W 100-lecie odzyskania przez Polskę niepodległości Prezydent RP Andrzej Duda odznaczył dwóch socjalistów, Ignacego Daszyńskiego i Jędrzeja Moraczewskiego – dwóch pierwszych premierów wolnej II Rzeczypospolitej – Orderem Orła Białego. 13 listopada 1918 roku podczas demonstracji organizowanej przez PPS zatknięto na Zamku Królewskim w Warszawie czerwony sztandar PPS. Wszystko za zgodą Naczelnika Państwa, Józefa Piłsudskiego. Był to wyraz wdzięczności i czci dla polskiego proletariatu za jego nieugiętą postawę wobec zaborców, a także wyraz wdzięczności za walkę o niepodległość.
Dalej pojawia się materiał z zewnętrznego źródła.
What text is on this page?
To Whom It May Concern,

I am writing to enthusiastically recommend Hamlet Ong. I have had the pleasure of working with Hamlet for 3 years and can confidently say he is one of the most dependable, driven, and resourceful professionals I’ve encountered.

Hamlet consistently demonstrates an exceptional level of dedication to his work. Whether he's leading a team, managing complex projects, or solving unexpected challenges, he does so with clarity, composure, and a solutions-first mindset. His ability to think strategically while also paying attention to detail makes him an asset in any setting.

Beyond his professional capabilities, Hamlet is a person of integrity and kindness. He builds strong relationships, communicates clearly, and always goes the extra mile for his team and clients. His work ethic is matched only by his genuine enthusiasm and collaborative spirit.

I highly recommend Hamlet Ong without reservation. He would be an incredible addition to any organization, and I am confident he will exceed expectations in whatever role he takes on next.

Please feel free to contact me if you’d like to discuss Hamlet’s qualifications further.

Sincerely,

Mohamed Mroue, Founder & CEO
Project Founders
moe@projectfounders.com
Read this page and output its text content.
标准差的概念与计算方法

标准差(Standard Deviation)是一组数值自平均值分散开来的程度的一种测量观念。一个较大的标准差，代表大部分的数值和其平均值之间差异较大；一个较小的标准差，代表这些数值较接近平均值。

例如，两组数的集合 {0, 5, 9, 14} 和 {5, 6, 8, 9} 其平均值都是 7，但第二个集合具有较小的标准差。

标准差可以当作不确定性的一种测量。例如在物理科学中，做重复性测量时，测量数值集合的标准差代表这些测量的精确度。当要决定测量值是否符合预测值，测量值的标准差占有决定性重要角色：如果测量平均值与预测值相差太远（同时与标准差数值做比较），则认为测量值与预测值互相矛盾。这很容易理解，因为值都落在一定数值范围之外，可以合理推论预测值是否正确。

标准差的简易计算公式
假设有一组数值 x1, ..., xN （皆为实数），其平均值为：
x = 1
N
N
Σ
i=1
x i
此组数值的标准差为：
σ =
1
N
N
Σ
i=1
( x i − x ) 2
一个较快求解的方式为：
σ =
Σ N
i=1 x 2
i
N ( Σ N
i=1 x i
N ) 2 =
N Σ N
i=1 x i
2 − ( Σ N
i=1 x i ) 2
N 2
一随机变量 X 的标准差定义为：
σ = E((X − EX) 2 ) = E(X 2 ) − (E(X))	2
To rząd Jędrzeja Moraczewskiego – którego próbował pozbawić władzy prawicowy zamach ze stycznia 1919 r. – przygotował historyczne w Polsce wybory do Sejmu Ustawodawczego. Lewica te wybory przegrała, ale uszanowała demokratyczny werdykt wyborców. Wybrała parlamentarną drogę do socjalizmu – poprzez tworzenie własnych instytucji oświatowych, kulturalnych i sportowych, takich jak: Czerwone Harcerstwo, Organizacja Młodzieży Towarzystwa Uniwersytetu Robotniczego, Zrzeszenie Prawników Socjalistów, Związek Robotniczych Stowarzyszeń Sportowych i wielu innych. Dorobek międzywojennej PPS to nie tylko historia. To powinien być drogowskaz dla dzisiejszej lewicy. Słabej, rozproszonej i pozbawionej wiarygodności. Wierzę, że tę lekcję lewica odrobi i słowu „patriotyzm” nada właściwe znaczenie – troski o dobro człowieka.